Career highlights and awards
- 3× NBL champion (1999, 2008, 2009); NBL Finals MVP (2008); FOPC All-Star Five (2013);

= Puke Lenden =

New Zealand basketball player and coach

Puke Lenden (born 4 January 1980) is a New Zealand former professional basketball player who played in the National Basketball League (NBL). He attended Napier Boys' High School in Napier, New Zealand.

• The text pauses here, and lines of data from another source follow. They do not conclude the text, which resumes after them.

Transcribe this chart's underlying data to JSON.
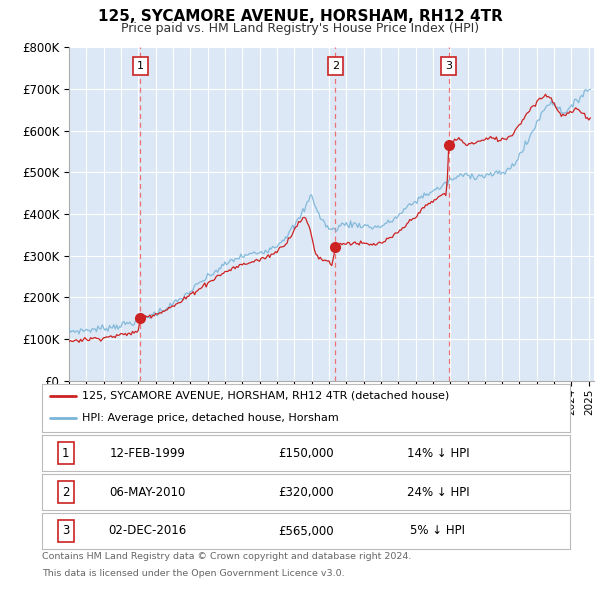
{
  "title": "125, SYCAMORE AVENUE, HORSHAM, RH12 4TR",
  "subtitle": "Price paid vs. HM Land Registry's House Price Index (HPI)",
  "sale_dates_float": [
    1999.12,
    2010.37,
    2016.92
  ],
  "sale_prices": [
    150000,
    320000,
    565000
  ],
  "sale_labels": [
    "1",
    "2",
    "3"
  ],
  "legend_line1": "125, SYCAMORE AVENUE, HORSHAM, RH12 4TR (detached house)",
  "legend_line2": "HPI: Average price, detached house, Horsham",
  "table_rows": [
    {
      "label": "1",
      "date": "12-FEB-1999",
      "price": "£150,000",
      "hpi": "14% ↓ HPI"
    },
    {
      "label": "2",
      "date": "06-MAY-2010",
      "price": "£320,000",
      "hpi": "24% ↓ HPI"
    },
    {
      "label": "3",
      "date": "02-DEC-2016",
      "price": "£565,000",
      "hpi": "5% ↓ HPI"
    }
  ],
  "footnote1": "Contains HM Land Registry data © Crown copyright and database right 2024.",
  "footnote2": "This data is licensed under the Open Government Licence v3.0.",
  "hpi_color": "#7ab4d8",
  "price_color": "#cc2222",
  "vline_color": "#ee6666",
  "plot_bg": "#dce8f5",
  "grid_color": "#ffffff",
  "ylim": [
    0,
    800000
  ],
  "xlim_start": 1995.0,
  "xlim_end": 2025.3,
  "hpi_anchors": [
    [
      1995.0,
      118000
    ],
    [
      1995.5,
      119000
    ],
    [
      1996.0,
      121000
    ],
    [
      1996.5,
      123000
    ],
    [
      1997.0,
      126000
    ],
    [
      1997.5,
      129000
    ],
    [
      1998.0,
      133000
    ],
    [
      1998.5,
      138000
    ],
    [
      1999.0,
      143000
    ],
    [
      1999.5,
      152000
    ],
    [
      2000.0,
      161000
    ],
    [
      2000.5,
      172000
    ],
    [
      2001.0,
      183000
    ],
    [
      2001.5,
      197000
    ],
    [
      2002.0,
      214000
    ],
    [
      2002.5,
      232000
    ],
    [
      2003.0,
      248000
    ],
    [
      2003.5,
      263000
    ],
    [
      2004.0,
      278000
    ],
    [
      2004.5,
      290000
    ],
    [
      2005.0,
      298000
    ],
    [
      2005.5,
      303000
    ],
    [
      2006.0,
      308000
    ],
    [
      2006.5,
      315000
    ],
    [
      2007.0,
      325000
    ],
    [
      2007.5,
      345000
    ],
    [
      2007.8,
      360000
    ],
    [
      2008.0,
      370000
    ],
    [
      2008.3,
      390000
    ],
    [
      2008.5,
      405000
    ],
    [
      2008.7,
      420000
    ],
    [
      2008.9,
      440000
    ],
    [
      2009.0,
      450000
    ],
    [
      2009.2,
      420000
    ],
    [
      2009.4,
      400000
    ],
    [
      2009.6,
      385000
    ],
    [
      2009.8,
      375000
    ],
    [
      2010.0,
      365000
    ],
    [
      2010.2,
      360000
    ],
    [
      2010.4,
      365000
    ],
    [
      2010.6,
      370000
    ],
    [
      2010.8,
      375000
    ],
    [
      2011.0,
      375000
    ],
    [
      2011.5,
      375000
    ],
    [
      2012.0,
      372000
    ],
    [
      2012.5,
      368000
    ],
    [
      2013.0,
      370000
    ],
    [
      2013.5,
      380000
    ],
    [
      2014.0,
      395000
    ],
    [
      2014.5,
      415000
    ],
    [
      2015.0,
      430000
    ],
    [
      2015.5,
      445000
    ],
    [
      2016.0,
      455000
    ],
    [
      2016.5,
      465000
    ],
    [
      2017.0,
      480000
    ],
    [
      2017.5,
      490000
    ],
    [
      2018.0,
      495000
    ],
    [
      2018.5,
      490000
    ],
    [
      2019.0,
      492000
    ],
    [
      2019.5,
      495000
    ],
    [
      2020.0,
      498000
    ],
    [
      2020.5,
      510000
    ],
    [
      2021.0,
      540000
    ],
    [
      2021.5,
      575000
    ],
    [
      2022.0,
      620000
    ],
    [
      2022.5,
      655000
    ],
    [
      2022.8,
      670000
    ],
    [
      2023.0,
      665000
    ],
    [
      2023.3,
      650000
    ],
    [
      2023.6,
      645000
    ],
    [
      2024.0,
      655000
    ],
    [
      2024.3,
      670000
    ],
    [
      2024.6,
      685000
    ],
    [
      2024.8,
      700000
    ],
    [
      2025.0,
      695000
    ]
  ],
  "price_anchors": [
    [
      1995.0,
      95000
    ],
    [
      1995.5,
      97000
    ],
    [
      1996.0,
      99000
    ],
    [
      1996.5,
      101000
    ],
    [
      1997.0,
      103000
    ],
    [
      1997.5,
      106000
    ],
    [
      1998.0,
      109000
    ],
    [
      1998.5,
      113000
    ],
    [
      1999.0,
      118000
    ],
    [
      1999.12,
      150000
    ],
    [
      1999.5,
      154000
    ],
    [
      2000.0,
      160000
    ],
    [
      2000.5,
      168000
    ],
    [
      2001.0,
      178000
    ],
    [
      2001.5,
      190000
    ],
    [
      2002.0,
      206000
    ],
    [
      2002.5,
      220000
    ],
    [
      2003.0,
      234000
    ],
    [
      2003.5,
      248000
    ],
    [
      2004.0,
      260000
    ],
    [
      2004.5,
      270000
    ],
    [
      2005.0,
      278000
    ],
    [
      2005.5,
      284000
    ],
    [
      2006.0,
      290000
    ],
    [
      2006.5,
      298000
    ],
    [
      2007.0,
      310000
    ],
    [
      2007.5,
      330000
    ],
    [
      2007.8,
      345000
    ],
    [
      2008.0,
      365000
    ],
    [
      2008.3,
      380000
    ],
    [
      2008.5,
      390000
    ],
    [
      2008.7,
      385000
    ],
    [
      2008.9,
      365000
    ],
    [
      2009.0,
      345000
    ],
    [
      2009.2,
      310000
    ],
    [
      2009.4,
      295000
    ],
    [
      2009.6,
      290000
    ],
    [
      2009.8,
      290000
    ],
    [
      2010.0,
      285000
    ],
    [
      2010.2,
      280000
    ],
    [
      2010.37,
      320000
    ],
    [
      2010.5,
      325000
    ],
    [
      2010.7,
      328000
    ],
    [
      2011.0,
      330000
    ],
    [
      2011.5,
      330000
    ],
    [
      2012.0,
      328000
    ],
    [
      2012.5,
      325000
    ],
    [
      2013.0,
      330000
    ],
    [
      2013.5,
      340000
    ],
    [
      2014.0,
      355000
    ],
    [
      2014.5,
      375000
    ],
    [
      2015.0,
      395000
    ],
    [
      2015.5,
      415000
    ],
    [
      2016.0,
      430000
    ],
    [
      2016.5,
      445000
    ],
    [
      2016.8,
      448000
    ],
    [
      2016.92,
      565000
    ],
    [
      2017.0,
      570000
    ],
    [
      2017.2,
      575000
    ],
    [
      2017.5,
      580000
    ],
    [
      2017.8,
      572000
    ],
    [
      2018.0,
      565000
    ],
    [
      2018.3,
      570000
    ],
    [
      2018.5,
      572000
    ],
    [
      2018.8,
      575000
    ],
    [
      2019.0,
      578000
    ],
    [
      2019.3,
      582000
    ],
    [
      2019.6,
      580000
    ],
    [
      2020.0,
      578000
    ],
    [
      2020.3,
      582000
    ],
    [
      2020.6,
      592000
    ],
    [
      2021.0,
      615000
    ],
    [
      2021.5,
      645000
    ],
    [
      2022.0,
      670000
    ],
    [
      2022.5,
      685000
    ],
    [
      2022.8,
      680000
    ],
    [
      2023.0,
      665000
    ],
    [
      2023.3,
      640000
    ],
    [
      2023.6,
      635000
    ],
    [
      2024.0,
      645000
    ],
    [
      2024.3,
      650000
    ],
    [
      2024.6,
      645000
    ],
    [
      2024.8,
      635000
    ],
    [
      2025.0,
      630000
    ]
  ]
}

After debuting in the NBL in 1998 with the Hawke's Bay Hawks, Lenden joined the Auckland Rebels in 1999 and won his first championship. He returned to the Hawks in 2000 and played there until the end of the 2002 season. Lenden moved to Waikato in 2003 and played for the Titans/Pistons until the end of the 2011 season. He won championships with the Pistons in 2008 and 2009, and was named Finals MVP in 2008. Following Waikato's withdrawal from the league in 2012, Lenden retired from the NBL.

In 2013, Lenden coached the Waikato Wizards women's side and played for the NZ Maori team that won gold at the FIBA Oceania Pacific Championship.

Lenden came out of retirement in June 2014 to help the Southland Sharks, after the team lost four players to suspension. He continued on in the NBL in 2015, playing his final season with the Super City Rangers.